Hanafi menoleh cepat dengan bibir tersenyum lucu, "Lain kali?" tanya si manis. Rano memasang wajah bingungnya, apakah kalimatnya salah? pikirnya. "Iya..? gua mau jadi temen lu, ga boleh?" balasnya dengan nada yang sulit dijelaskan. Hanafi tertawa mendengarnya, dan tawa itu terdengar begitu indah di pendengaran Rano hingga ia pun ikut tertawa, "Boleh kok.

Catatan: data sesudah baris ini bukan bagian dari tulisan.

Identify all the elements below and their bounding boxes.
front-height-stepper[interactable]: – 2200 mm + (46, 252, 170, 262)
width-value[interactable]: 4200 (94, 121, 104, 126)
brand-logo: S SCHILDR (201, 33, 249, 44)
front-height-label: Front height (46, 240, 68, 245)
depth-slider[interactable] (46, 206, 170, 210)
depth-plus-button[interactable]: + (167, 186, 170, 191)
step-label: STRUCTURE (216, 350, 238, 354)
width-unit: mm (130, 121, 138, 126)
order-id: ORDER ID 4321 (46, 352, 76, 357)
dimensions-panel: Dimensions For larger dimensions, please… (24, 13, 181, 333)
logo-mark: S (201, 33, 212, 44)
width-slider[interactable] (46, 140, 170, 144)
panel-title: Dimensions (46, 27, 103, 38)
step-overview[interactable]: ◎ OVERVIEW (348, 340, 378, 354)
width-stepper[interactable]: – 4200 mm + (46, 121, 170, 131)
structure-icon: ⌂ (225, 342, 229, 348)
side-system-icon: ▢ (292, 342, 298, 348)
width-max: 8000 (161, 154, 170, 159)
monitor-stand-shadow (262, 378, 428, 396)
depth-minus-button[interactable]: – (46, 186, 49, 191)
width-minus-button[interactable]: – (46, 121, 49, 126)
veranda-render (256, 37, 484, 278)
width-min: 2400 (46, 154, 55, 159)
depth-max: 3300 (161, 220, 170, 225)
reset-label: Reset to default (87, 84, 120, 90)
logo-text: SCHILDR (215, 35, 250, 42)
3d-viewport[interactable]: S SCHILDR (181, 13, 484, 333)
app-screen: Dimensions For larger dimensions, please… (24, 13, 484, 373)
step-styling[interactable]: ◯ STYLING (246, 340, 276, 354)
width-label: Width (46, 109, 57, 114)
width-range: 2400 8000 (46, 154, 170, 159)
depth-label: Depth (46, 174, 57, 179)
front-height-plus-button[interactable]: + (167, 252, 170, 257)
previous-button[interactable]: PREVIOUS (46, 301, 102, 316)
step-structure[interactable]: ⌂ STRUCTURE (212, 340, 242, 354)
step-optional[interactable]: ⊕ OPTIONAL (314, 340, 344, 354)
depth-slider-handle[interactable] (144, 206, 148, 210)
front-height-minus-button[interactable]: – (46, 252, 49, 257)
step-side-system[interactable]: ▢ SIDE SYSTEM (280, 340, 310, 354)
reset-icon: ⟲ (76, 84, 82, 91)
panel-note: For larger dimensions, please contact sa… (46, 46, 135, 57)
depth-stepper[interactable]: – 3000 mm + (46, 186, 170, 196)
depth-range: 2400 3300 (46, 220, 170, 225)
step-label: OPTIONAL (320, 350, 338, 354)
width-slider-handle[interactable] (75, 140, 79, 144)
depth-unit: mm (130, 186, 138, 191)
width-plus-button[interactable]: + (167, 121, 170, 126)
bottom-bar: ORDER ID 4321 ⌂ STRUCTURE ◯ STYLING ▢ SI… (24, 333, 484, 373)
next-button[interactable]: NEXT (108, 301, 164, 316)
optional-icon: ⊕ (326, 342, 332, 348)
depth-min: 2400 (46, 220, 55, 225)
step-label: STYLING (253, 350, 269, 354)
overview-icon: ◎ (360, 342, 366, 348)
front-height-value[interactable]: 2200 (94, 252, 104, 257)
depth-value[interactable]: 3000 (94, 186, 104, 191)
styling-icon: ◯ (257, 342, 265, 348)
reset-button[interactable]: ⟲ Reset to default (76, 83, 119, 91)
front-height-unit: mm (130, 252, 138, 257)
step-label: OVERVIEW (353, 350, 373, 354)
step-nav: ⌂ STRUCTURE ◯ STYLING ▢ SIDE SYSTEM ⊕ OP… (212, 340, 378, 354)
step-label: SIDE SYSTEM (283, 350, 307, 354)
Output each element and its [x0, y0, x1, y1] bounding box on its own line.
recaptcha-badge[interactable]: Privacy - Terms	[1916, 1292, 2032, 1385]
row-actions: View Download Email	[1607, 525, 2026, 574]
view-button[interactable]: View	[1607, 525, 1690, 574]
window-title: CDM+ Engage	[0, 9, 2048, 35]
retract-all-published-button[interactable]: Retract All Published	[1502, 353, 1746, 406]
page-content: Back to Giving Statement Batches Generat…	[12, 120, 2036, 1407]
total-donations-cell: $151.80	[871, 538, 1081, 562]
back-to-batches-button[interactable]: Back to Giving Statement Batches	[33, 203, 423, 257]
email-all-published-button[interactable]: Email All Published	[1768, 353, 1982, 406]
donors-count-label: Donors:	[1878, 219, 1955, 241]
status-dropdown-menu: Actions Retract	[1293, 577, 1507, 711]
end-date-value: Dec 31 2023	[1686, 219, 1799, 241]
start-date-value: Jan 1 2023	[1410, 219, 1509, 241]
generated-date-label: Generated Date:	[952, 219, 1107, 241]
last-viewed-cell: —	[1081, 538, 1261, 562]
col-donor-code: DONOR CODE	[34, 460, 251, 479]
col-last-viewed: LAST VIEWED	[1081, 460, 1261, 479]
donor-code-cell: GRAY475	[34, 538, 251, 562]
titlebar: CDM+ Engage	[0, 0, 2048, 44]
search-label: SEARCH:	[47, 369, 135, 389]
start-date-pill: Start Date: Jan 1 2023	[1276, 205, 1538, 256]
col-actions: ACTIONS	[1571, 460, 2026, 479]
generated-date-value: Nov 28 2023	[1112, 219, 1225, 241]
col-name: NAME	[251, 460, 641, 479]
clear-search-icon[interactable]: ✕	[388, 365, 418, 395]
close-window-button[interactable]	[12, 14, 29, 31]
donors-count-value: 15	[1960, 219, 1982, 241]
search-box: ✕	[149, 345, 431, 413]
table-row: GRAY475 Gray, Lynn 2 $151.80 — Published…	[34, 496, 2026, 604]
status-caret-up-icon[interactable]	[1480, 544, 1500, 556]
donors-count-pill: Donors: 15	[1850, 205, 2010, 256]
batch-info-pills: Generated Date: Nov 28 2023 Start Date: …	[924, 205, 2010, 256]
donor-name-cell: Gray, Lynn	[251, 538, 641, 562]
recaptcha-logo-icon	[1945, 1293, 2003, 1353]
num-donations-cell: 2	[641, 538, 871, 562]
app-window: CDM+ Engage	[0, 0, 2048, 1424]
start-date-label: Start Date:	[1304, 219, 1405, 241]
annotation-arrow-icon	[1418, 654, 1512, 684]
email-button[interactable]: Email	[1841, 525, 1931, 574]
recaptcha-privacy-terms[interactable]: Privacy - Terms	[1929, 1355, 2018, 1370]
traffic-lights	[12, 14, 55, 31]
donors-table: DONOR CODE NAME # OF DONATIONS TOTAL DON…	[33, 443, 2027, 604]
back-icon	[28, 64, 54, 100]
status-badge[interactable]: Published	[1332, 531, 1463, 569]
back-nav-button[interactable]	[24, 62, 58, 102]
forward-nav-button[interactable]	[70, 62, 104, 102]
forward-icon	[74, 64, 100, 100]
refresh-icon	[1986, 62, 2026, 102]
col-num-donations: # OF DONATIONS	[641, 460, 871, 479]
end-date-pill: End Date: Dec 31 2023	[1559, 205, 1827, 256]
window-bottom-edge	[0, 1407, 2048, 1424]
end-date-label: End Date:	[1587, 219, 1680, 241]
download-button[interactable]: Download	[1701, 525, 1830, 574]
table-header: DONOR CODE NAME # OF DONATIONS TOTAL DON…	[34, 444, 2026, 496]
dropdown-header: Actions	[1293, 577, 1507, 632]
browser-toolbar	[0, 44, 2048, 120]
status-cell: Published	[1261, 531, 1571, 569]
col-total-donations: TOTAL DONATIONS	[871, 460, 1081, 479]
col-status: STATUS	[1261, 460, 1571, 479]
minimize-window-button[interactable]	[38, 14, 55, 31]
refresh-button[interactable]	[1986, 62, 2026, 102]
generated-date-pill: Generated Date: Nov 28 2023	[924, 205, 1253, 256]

Mulai sekarang kita jadi temen ya, kak." ucapnya membuat senyum Rano merekah. Senang mendengarnya.

Semoga saja Rano tidak terlarut dengan senyuman manis pemuda di sebelahnya dan melupakan tujuan awalnya karena demi apapun senyuman itu sulit untuk dilewatkan begitu saja. Terdapat rasa senang yang berbeda hanya dengan menjalin pertemanan dengan adik tingkatnya satu ini.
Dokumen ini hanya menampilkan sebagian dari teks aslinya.